TURNER SYNDROME (45,X KARYOTYPE AND VARIANTS)
   Definition

Turner syndrome is widely known as 45,X, although approximately 50% of individuals with Turner syndrome have a variation of this karyotype. About 15% of patients carry one normal X chromosome and one structurally aberrant X chromosome. Approximately 25–30% of patients are mosaic with one 45,X cell line and a second cell line that might contain, among others, two normal X chromosomes (i.e., 45,X/46,XX), one normal and one abnormal X chromosome (i.e., 45,X/46,X,i(Xq)), or one X and one Y chromosome (i.e., 45,X/46,XY).

   Who Should Be Suspected?

A number of phenotypic abnormalities are pathognomonic for Turner syndrome. The most characteristic findings are short stature (under 5 ft or 150 cm) and gonadal dysgenesis (usually streak gonads). Fetal cystic hygroma is common, resulting from lymphedema and leading to postnatal neck webbing. Other associated anomalies include low posterior hairline, shield chest with widely spaced nipples, cubitus valgus, cardiac anomalies (frequently coarctation of the aorta), and renal anomalies.

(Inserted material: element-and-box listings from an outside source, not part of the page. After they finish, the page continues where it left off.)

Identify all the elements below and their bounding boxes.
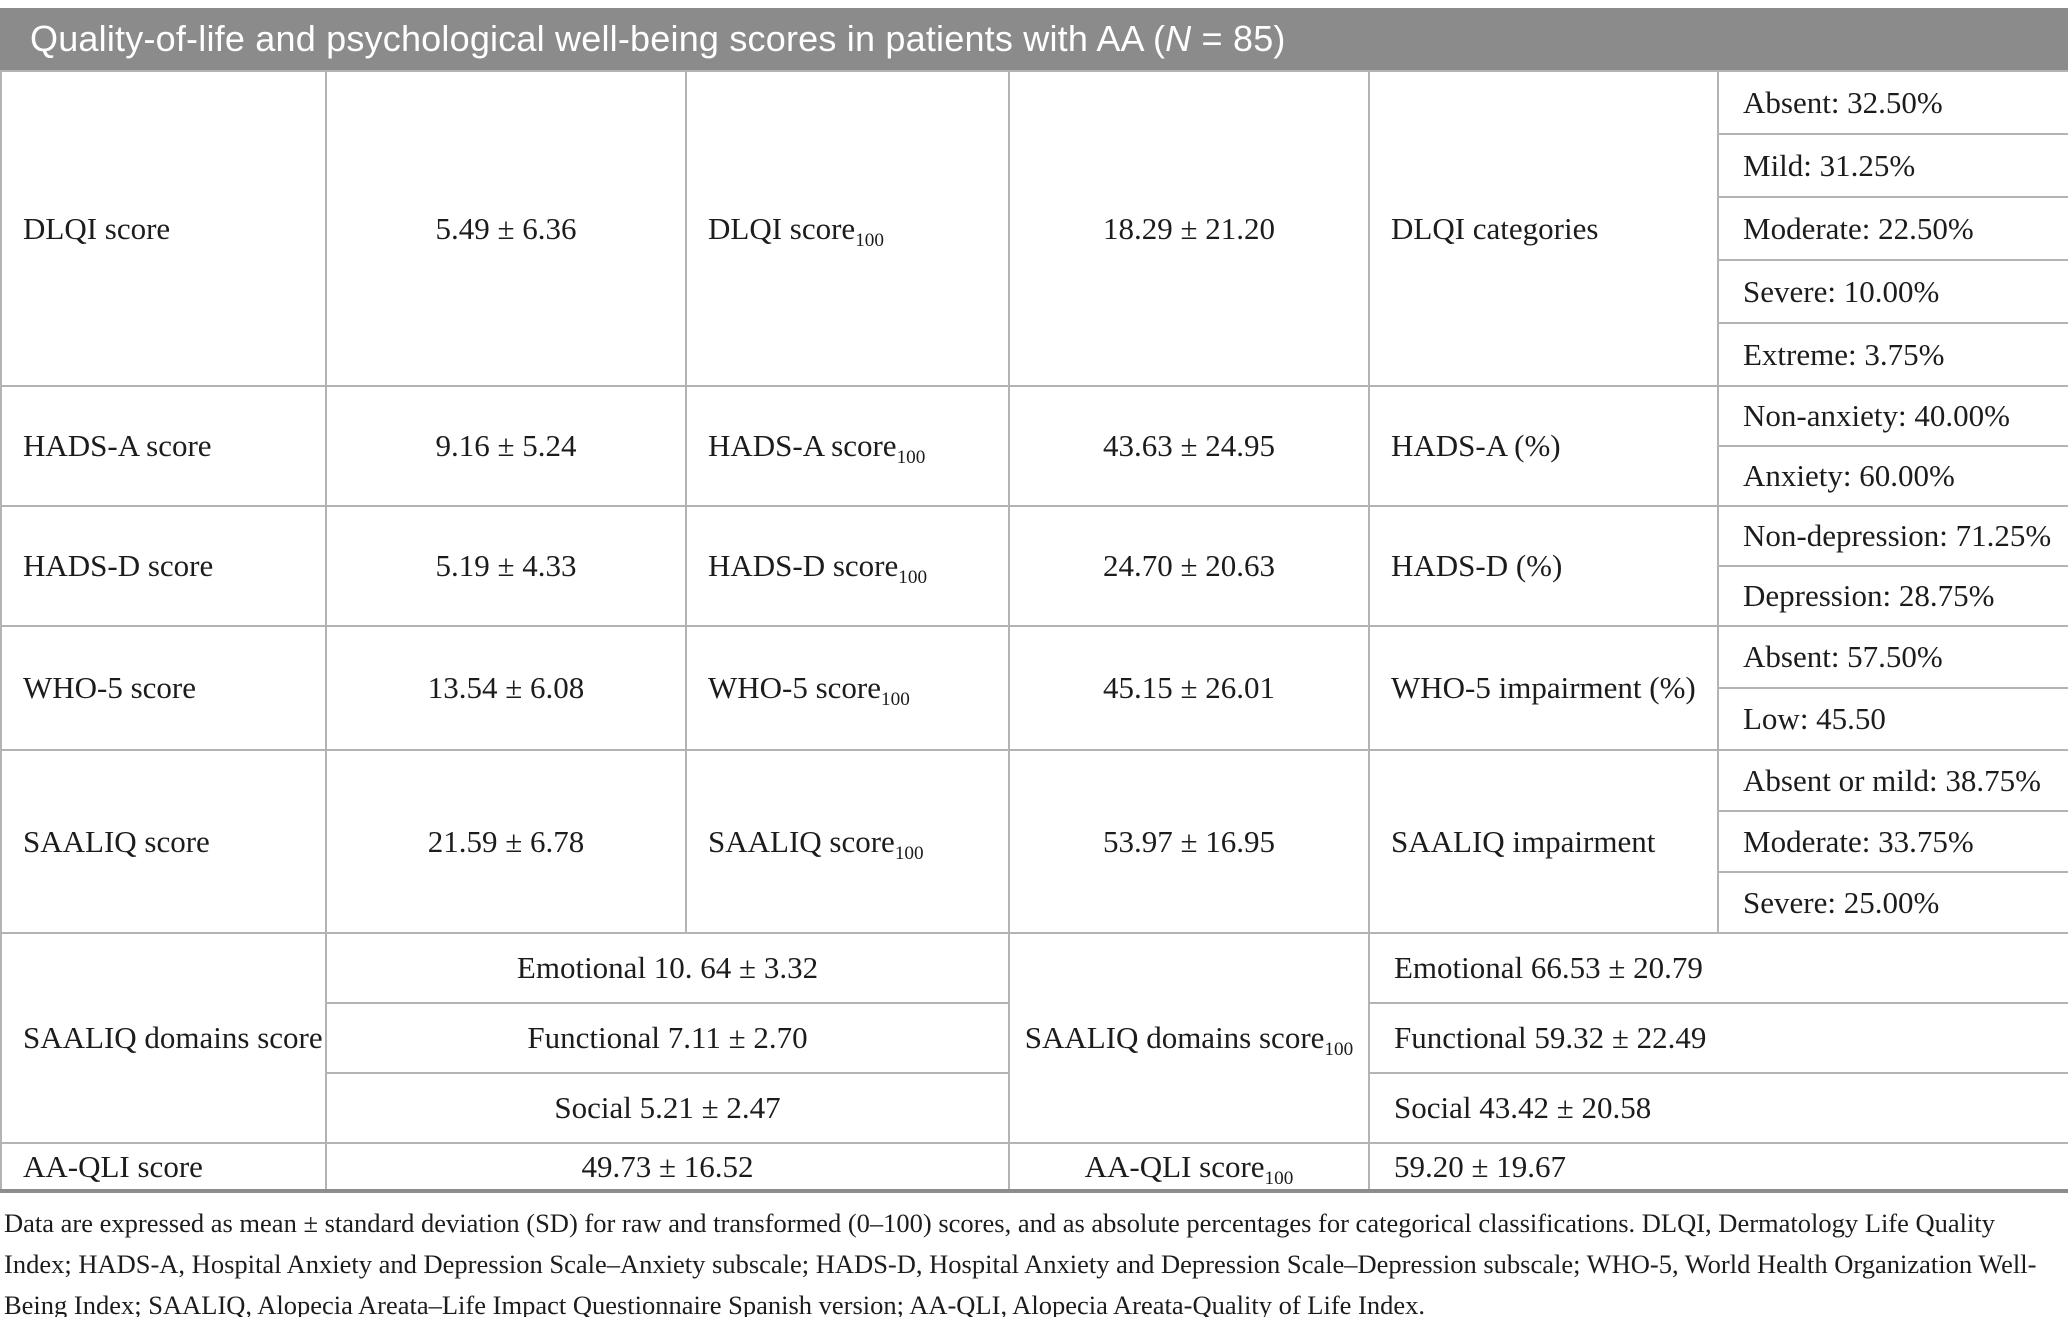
score-label-saaliq-domains: SAALIQ domains score	[0, 932, 327, 1144]
subscript-100: 100	[894, 842, 924, 864]
subscript-100: 100	[896, 447, 926, 469]
raw-score-who5: 13.54 ± 6.08	[325, 625, 687, 751]
qol-scores-table: DLQI score 5.49 ± 6.36 DLQI score100 18.…	[0, 70, 2068, 1193]
domain-raw-value: Emotional 10. 64 ± 3.32	[325, 932, 1010, 1004]
domain-transformed-value: Social 43.42 ± 20.58	[1368, 1072, 2068, 1144]
category-value: Absent: 32.50%	[1717, 70, 2068, 135]
transformed-score-dlqi: 18.29 ± 21.20	[1008, 70, 1370, 387]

   Relevant Tests and Diagnostic Value
   Obtaining the karyotype of patients with Turner syndrome is clinically important. Although many of the individual symptoms of Turner syndrome seem to be randomly distributed with respect to different deletions throughout the X chromosome, some correlations with phenotype can be made. Most individuals with breakpoints distal to Xq25 have few abnormalities except occasional secondary amenorrhea or premature menopause. Short stature is almost always associated with deletions of the distal portion of the short arm; it is seen less often with long arm deletions.
   Determination of the presence of Y chromosomal material is of critical medical importance because its presence leads to an increased risk for gonadoblastoma in sex-reversed individuals. As such, molecular studies for detection of Y chromosomal DNA should be performed. In addition, rare patients with features of Turner syndrome are determined to have a 46,XY karyotype missing a portion of the Y chromosome. These individuals also have an increased risk of gonadoblastoma.